In Haiti, where as many as eight in 10 people cannot read and the price
of a television set can exceed the average yearly wage, radio rules the
media. Dominique was
the first reporter to broadcast in Creole, the language of Haiti's
masses, and drew hundreds of thousands of Haitians closer to their political
system. Limited by
Duvalier in its domestic coverage, Radio Haiti used international news
to signal resistance, notably in its reporting on the overthrow of Nicaraguan
dictator Anastasio
Somoza, in 1979.
More recently, Dominique turned his attention to some of Haiti's wealthiest families and the vestiges of the Duvalier regime, which collapsed 14 years ago.

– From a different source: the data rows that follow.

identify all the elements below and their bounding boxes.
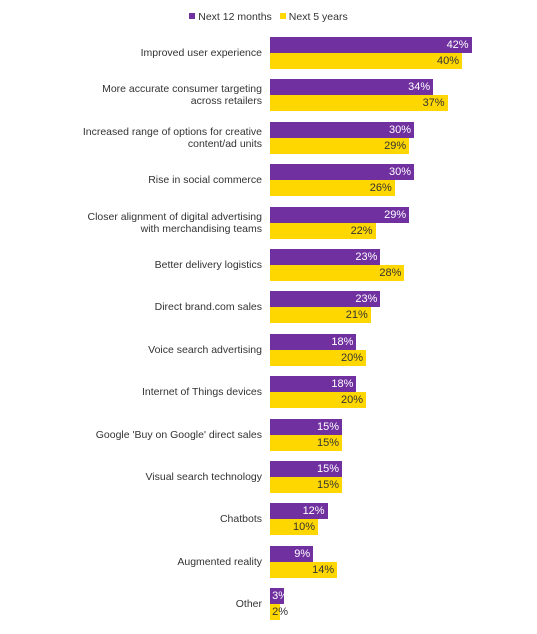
value-label: 21% — [345, 309, 368, 322]
value-label: 34% — [408, 81, 431, 94]
value-label: 14% — [312, 563, 335, 576]
value-label: 26% — [369, 182, 392, 195]
bar — [270, 53, 462, 69]
value-label: 29% — [384, 208, 407, 221]
bar — [270, 461, 342, 477]
bar — [270, 222, 376, 239]
value-label: 42% — [446, 39, 469, 51]
category-label: Augmented reality — [177, 555, 262, 568]
bar — [270, 349, 366, 366]
bar — [270, 265, 405, 281]
bar — [270, 79, 434, 96]
legend-item: Next 5 years — [279, 11, 348, 23]
category-label: Closer alignment of digital advertising … — [87, 210, 262, 235]
bar — [270, 503, 328, 520]
bar — [270, 37, 472, 53]
bar — [270, 95, 448, 112]
value-label: 40% — [436, 55, 459, 67]
value-label: 23% — [355, 251, 378, 263]
legend: Next 12 months Next 5 years — [0, 11, 537, 23]
value-label: 28% — [379, 267, 402, 279]
value-label: 2% — [272, 606, 288, 619]
bar — [270, 307, 371, 324]
category-label: Chatbots — [219, 513, 262, 526]
bar — [270, 604, 280, 621]
value-label: 9% — [294, 547, 311, 560]
category-label: Direct brand.com sales — [154, 301, 262, 314]
category-label: Improved user experience — [140, 47, 262, 59]
bar — [270, 249, 381, 265]
category-label: Voice search advertising — [148, 343, 262, 356]
legend-label: Next 12 months — [198, 11, 272, 23]
value-label: 30% — [388, 166, 411, 179]
bar — [270, 137, 410, 154]
bar — [270, 206, 410, 223]
value-label: 12% — [302, 505, 325, 518]
bar — [270, 477, 342, 493]
value-label: 15% — [316, 436, 339, 449]
category-label: Internet of Things devices — [141, 386, 262, 399]
value-label: 20% — [340, 351, 363, 364]
value-label: 22% — [350, 224, 373, 237]
bar — [270, 519, 318, 536]
bar — [270, 291, 381, 308]
category-label: Increased range of options for creative … — [82, 125, 262, 150]
bar — [270, 418, 342, 435]
value-label: 15% — [316, 463, 339, 475]
bar — [270, 121, 414, 138]
legend-swatch — [279, 13, 286, 19]
legend-swatch — [189, 13, 196, 19]
value-label: 20% — [340, 394, 363, 407]
bar — [270, 545, 314, 562]
value-label: 15% — [316, 420, 339, 433]
bar — [270, 180, 395, 197]
category-label: Better delivery logistics — [154, 259, 262, 271]
legend-item: Next 12 months — [189, 11, 272, 23]
value-label: 23% — [355, 293, 378, 306]
legend-label: Next 5 years — [288, 11, 348, 23]
value-label: 18% — [331, 378, 354, 391]
category-label: More accurate consumer targeting across … — [102, 83, 262, 108]
category-label: Visual search technology — [145, 471, 262, 483]
value-label: 29% — [384, 139, 407, 152]
category-label: Other — [235, 598, 262, 611]
category-label: Rise in social commerce — [148, 174, 262, 187]
bar — [270, 376, 357, 393]
bar — [270, 434, 342, 451]
bar — [270, 333, 357, 350]
value-label: 18% — [331, 335, 354, 348]
bar — [270, 561, 338, 578]
category-label: Google 'Buy on Google' direct sales — [95, 428, 262, 441]
bar — [270, 164, 414, 181]
value-label: 37% — [422, 97, 445, 110]
bar — [270, 588, 285, 605]
value-label: 3% — [272, 590, 288, 603]
value-label: 10% — [292, 521, 315, 534]
value-label: 15% — [316, 479, 339, 491]
value-label: 30% — [388, 123, 411, 136]
bar — [270, 392, 366, 409]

In 1997, Dominique reported that 80 children had died after drinking
toxic cough syrup made by Pharval, a pharmaceutical company owned by the
Boulos family.
The family also had connections to the manufacturing of ethanol-laced
alcohol that poisoned dozens of southern farmers, according to his reports.
He implicated a
second powerful family, the Mews, in the ethanol scandal.

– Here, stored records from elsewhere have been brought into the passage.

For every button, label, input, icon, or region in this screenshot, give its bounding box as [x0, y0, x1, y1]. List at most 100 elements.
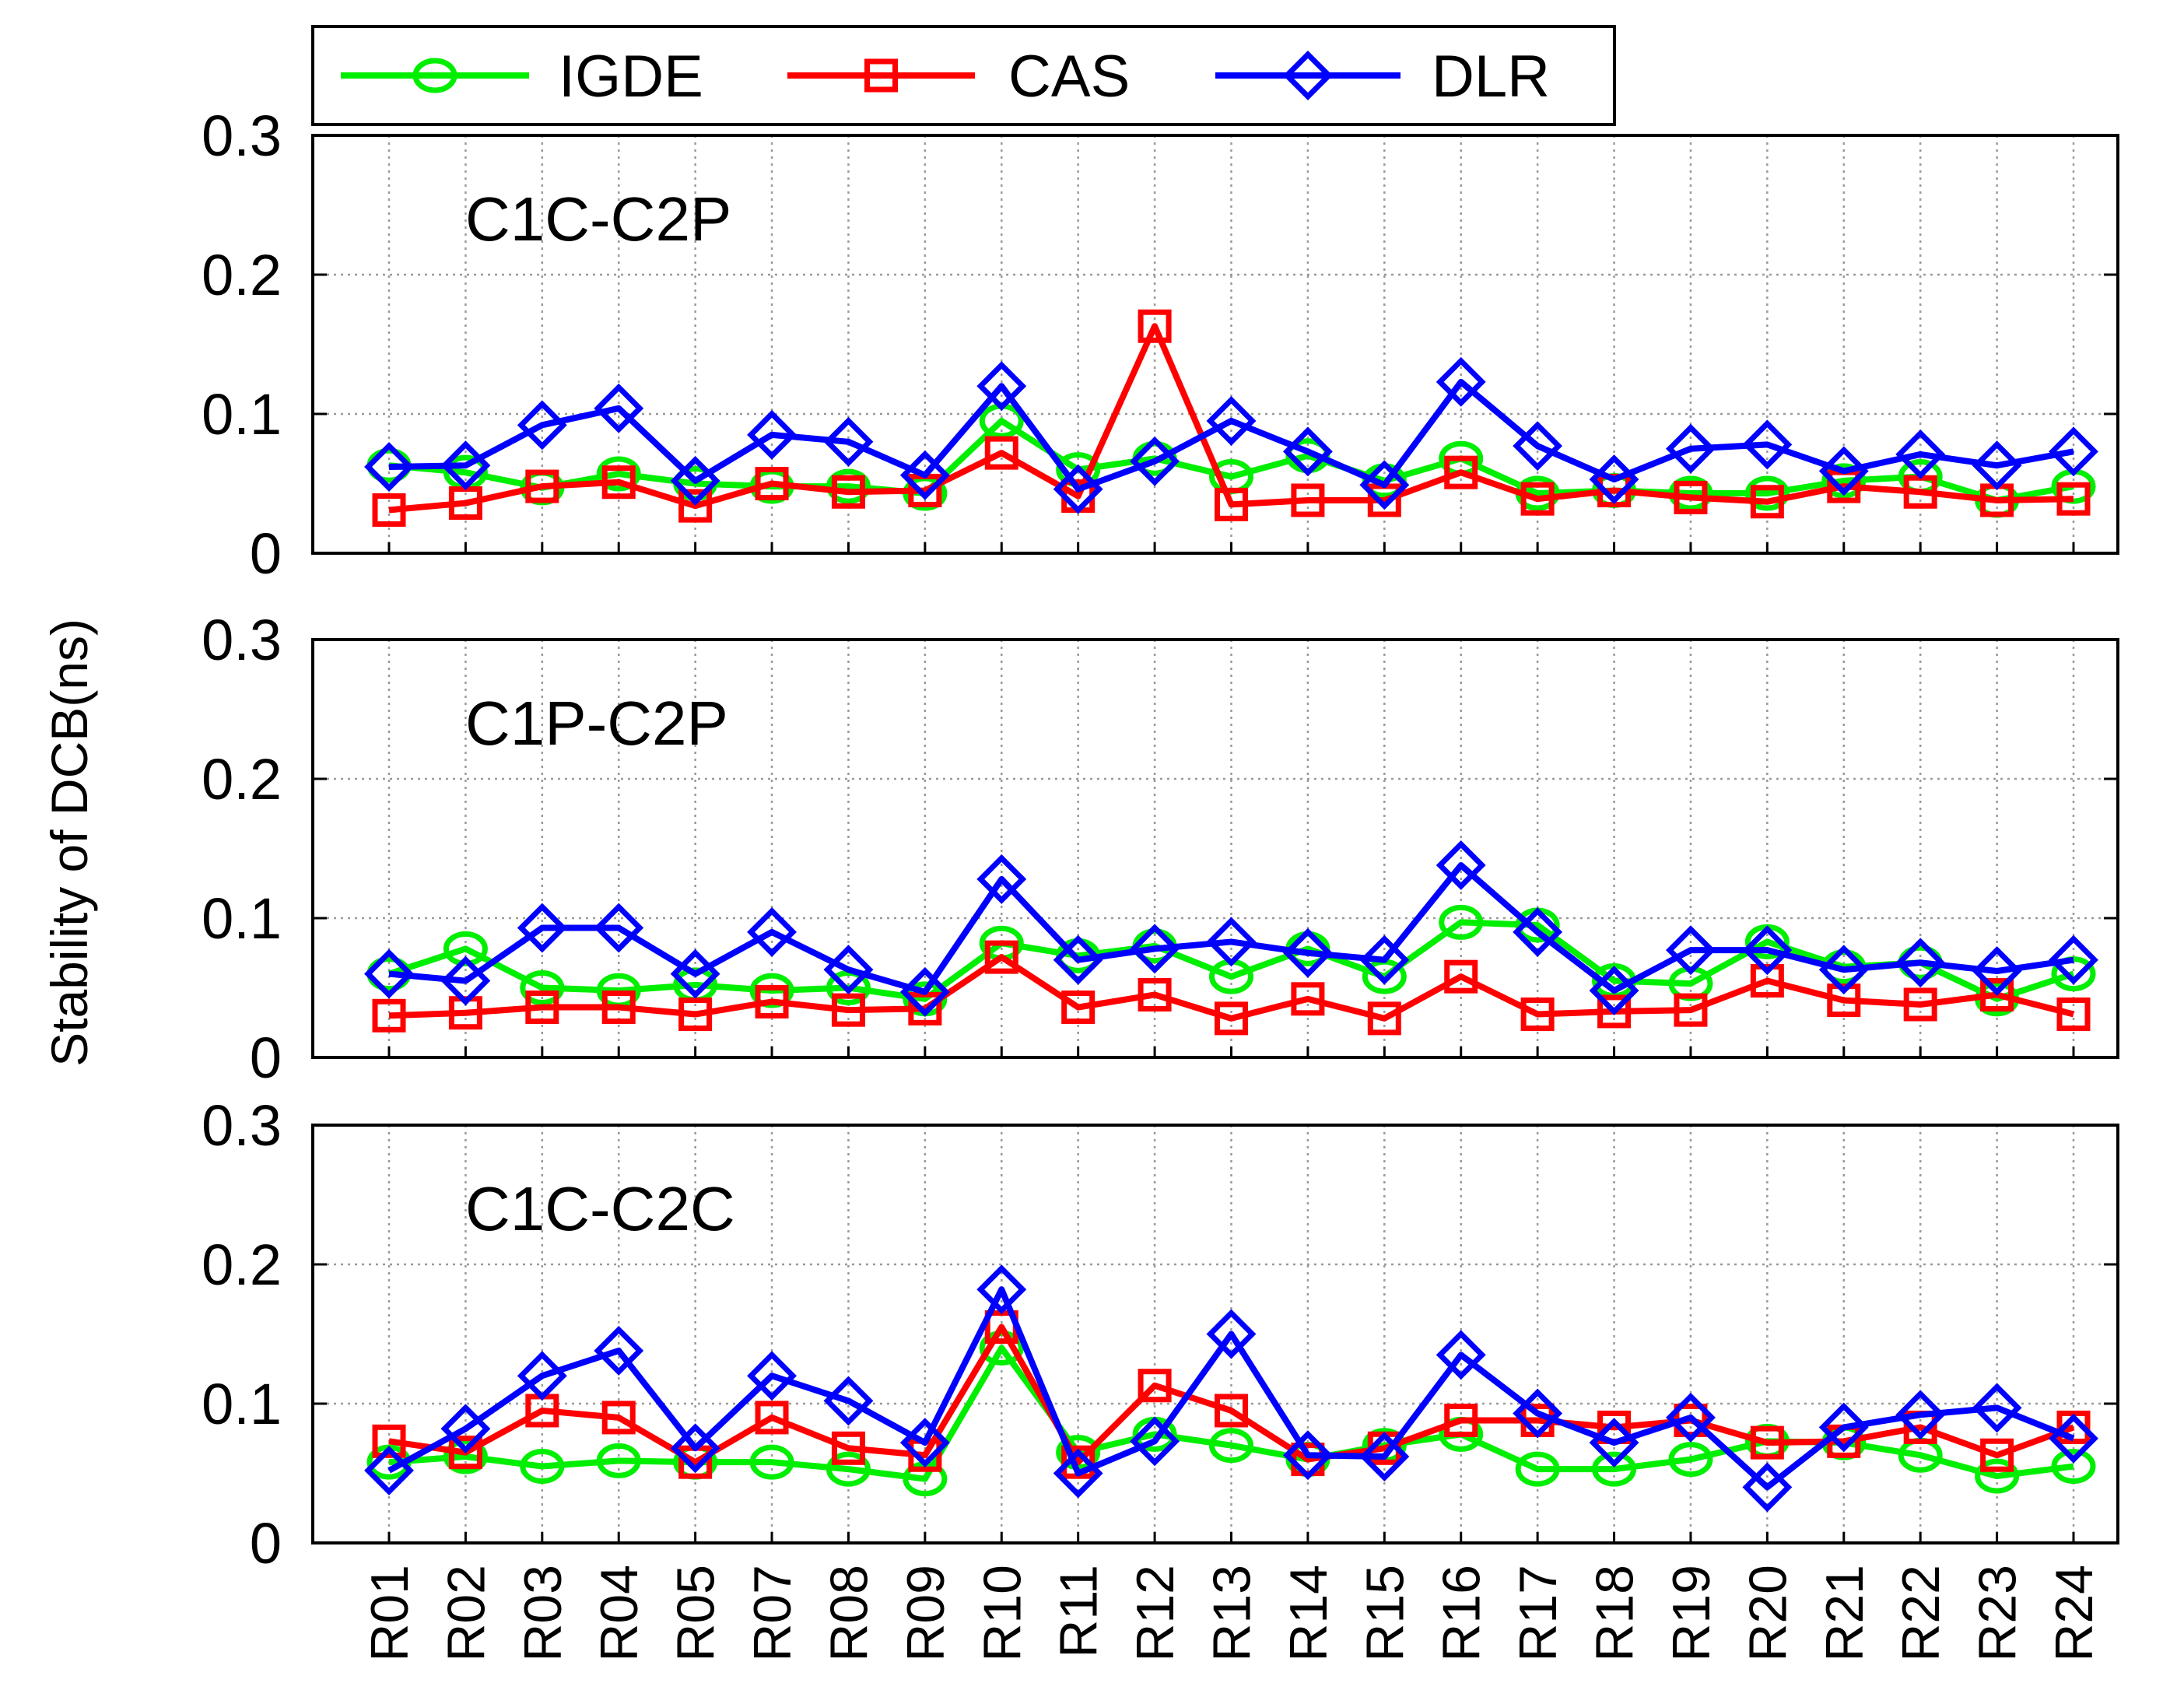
x-tick-label: R18 [1586, 1565, 1645, 1662]
x-tick-label: R21 [1815, 1565, 1874, 1662]
data-point-dlr [364, 442, 414, 492]
data-point-dlr [2049, 934, 2098, 985]
x-tick-label: R04 [590, 1565, 649, 1662]
data-point-igde [443, 1439, 488, 1474]
data-point-dlr [1359, 1432, 1410, 1481]
data-point-igde [1668, 1442, 1713, 1478]
x-tick-label: R23 [1968, 1565, 2028, 1662]
data-point-dlr [747, 906, 797, 957]
data-point-dlr [976, 854, 1027, 904]
data-point-cas [2056, 1410, 2091, 1444]
x-tick-label: R13 [1203, 1565, 1262, 1662]
data-point-dlr [747, 1351, 797, 1401]
data-point-dlr [1895, 429, 1946, 479]
series-line [388, 378, 2074, 493]
data-point-igde [1975, 1458, 2020, 1494]
data-point-igde [2051, 956, 2096, 992]
data-point-dlr [1589, 1418, 1639, 1468]
y-tick-label: 0.3 [202, 608, 282, 672]
panel-label: C1C-C2P [465, 184, 731, 254]
plot-frame [311, 1124, 2119, 1544]
data-point-cas [372, 493, 406, 528]
data-point-cas [831, 993, 865, 1027]
legend-item-igde: IGDE [341, 44, 703, 110]
x-axis-labels: R01 R02 R03 R04 R05 R07 R08 R09 R10 R11 R12 R13 R14 R… [360, 1565, 2104, 1662]
data-point-cas [1520, 998, 1555, 1032]
data-point-cas [1215, 487, 1248, 521]
panel-label: C1P-C2P [465, 689, 728, 758]
data-point-dlr [747, 409, 797, 460]
data-point-dlr [670, 1423, 720, 1474]
series-line [387, 1286, 2075, 1491]
data-point-dlr [1359, 934, 1410, 985]
legend-marker [1283, 51, 1333, 100]
data-point-cas [755, 467, 789, 500]
data-point-dlr [823, 416, 874, 467]
data-point-igde [520, 970, 565, 1005]
plot-frame [311, 638, 2119, 1059]
series-line [388, 1324, 2075, 1466]
y-tick-label: 0 [250, 521, 282, 586]
data-point-dlr [1282, 426, 1333, 477]
y-axis-label: Stability of DCB(ns) [40, 619, 98, 1067]
data-point-cas [1827, 983, 1861, 1018]
data-point-cas [1980, 977, 2014, 1012]
legend-label: CAS [1008, 44, 1130, 110]
data-point-dlr [440, 1404, 491, 1454]
data-point-dlr [1742, 419, 1793, 470]
legend-marker [864, 58, 898, 93]
data-point-dlr [1513, 906, 1563, 957]
x-tick-label: R20 [1738, 1565, 1797, 1662]
data-point-dlr [899, 450, 950, 500]
data-point-cas [1674, 993, 1708, 1027]
data-point-cas [1215, 1394, 1248, 1428]
data-point-cas [755, 1401, 789, 1435]
data-point-cas [372, 998, 406, 1033]
data-point-cas [831, 1431, 865, 1465]
data-point-dlr [1895, 938, 1946, 988]
data-point-dlr [1666, 423, 1716, 474]
data-point-dlr [440, 440, 491, 491]
panel-label: C1C-C2C [465, 1174, 735, 1243]
data-point-dlr [1895, 1390, 1946, 1440]
x-tick-label: R08 [819, 1565, 878, 1662]
x-tick-label: R11 [1050, 1565, 1109, 1658]
series-line [387, 919, 2075, 1002]
data-point-cas [678, 998, 713, 1032]
data-point-cas [601, 465, 636, 500]
x-tick-label: R07 [743, 1565, 802, 1662]
data-point-dlr [823, 1376, 874, 1426]
data-point-igde [596, 1443, 641, 1478]
data-point-igde [2051, 1449, 2096, 1485]
data-point-igde [826, 1451, 871, 1487]
data-point-dlr [594, 903, 644, 953]
x-tick-label: R02 [436, 1565, 496, 1662]
data-point-igde [1515, 1451, 1560, 1487]
x-tick-label: R19 [1662, 1565, 1721, 1662]
data-point-cas [525, 469, 559, 503]
data-point-igde [1209, 1428, 1253, 1464]
data-point-igde [826, 970, 871, 1005]
data-point-dlr [1589, 454, 1639, 505]
data-point-dlr [670, 455, 720, 506]
data-point-cas [1750, 964, 1784, 998]
data-point-dlr [1282, 927, 1333, 978]
x-tick-label: R03 [514, 1565, 573, 1662]
series-line [388, 417, 2074, 503]
y-tick-label: 0 [250, 1511, 282, 1576]
data-point-dlr [1666, 925, 1716, 976]
data-point-dlr [1666, 1392, 1716, 1443]
data-point-dlr [2049, 426, 2098, 477]
data-point-dlr [1972, 1383, 2022, 1433]
x-tick-label: R12 [1126, 1565, 1185, 1662]
y-tick-label: 0.1 [202, 1372, 282, 1436]
data-point-dlr [670, 948, 720, 999]
panel-c1p-c2p: 0 0.1 0.2 0.3 C1P-C2P [202, 608, 2119, 1090]
y-tick-label: 0.1 [202, 886, 282, 951]
data-point-cas [1138, 309, 1172, 343]
data-point-dlr [517, 400, 567, 451]
series-dlr [364, 1264, 2098, 1513]
data-point-cas [1444, 1403, 1478, 1437]
data-point-dlr [1818, 446, 1869, 496]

Other people presumed to be enemies of Dominique included Gen. Claude
Raymond, who died in prison while being held for his role in a 1987 massacre.
Montas-Dominique said autopsy reports showed that the general died
of AIDS, but his supporters blamed her husband for his incarceration. This
prompted Radio
Liberte, a New York-based station run by former Duvalier allies, to
broadcast ominous warnings, such as "the heart of General Raymond will
be buried in the
courtyard of Radio Haiti." Four months later, Dominique, 69, died there.
Dominique's death triggered weeks of national mourning. The capital's
soccer stadium was used for his funeral, which drew more than 16,000 people.
Farmers in
Haiti's Artibonite Valley asked if they could scatter his ashes in
the river that nourished their rice and sugar cane crops; Montas-Dominique
agreed.
"They were convinced that the people who killed Jean were trying to
take away the rights he helped give them," she said. "That's what's a stake
now. If they don't
find Jean's killer, we all lose."
So far, little progress has been made in reaching beyond the three alleged
gunmen in custody. Montas-Dominique said the investigation has found that
10 people
were paid $600,000 to carry out the killing. However, another arrested
man, who allegedly would have served as the link to the contract's sponsors,
died of heart
failure as doctors tried to remove bullets from his buttocks and other
parts of his body. His wounds, inflicted weeks earlier, were not life-threatening.
Which brings the case back to square one, despite what Montas-Dominique
calls daily attention from President Rene Preval. Last month, the investigating
judge
questioned Leopold Berlanger, vice president of Vision 2000, a radio
station generally critical of Aristide.
The judge said Toussaint claimed Berlanger had a motive: Berlanger killed
Dominique to prevent a Radio Haiti report implicating Berlanger in a coup
plot against the
future Aristide government. Toussaint later backed off the claim, and
Berlanger said his questioning was just an attempt to intimidate him.
"Finding his killer is a matter of political will," Berlanger said. "You cannot build a society on these grounds."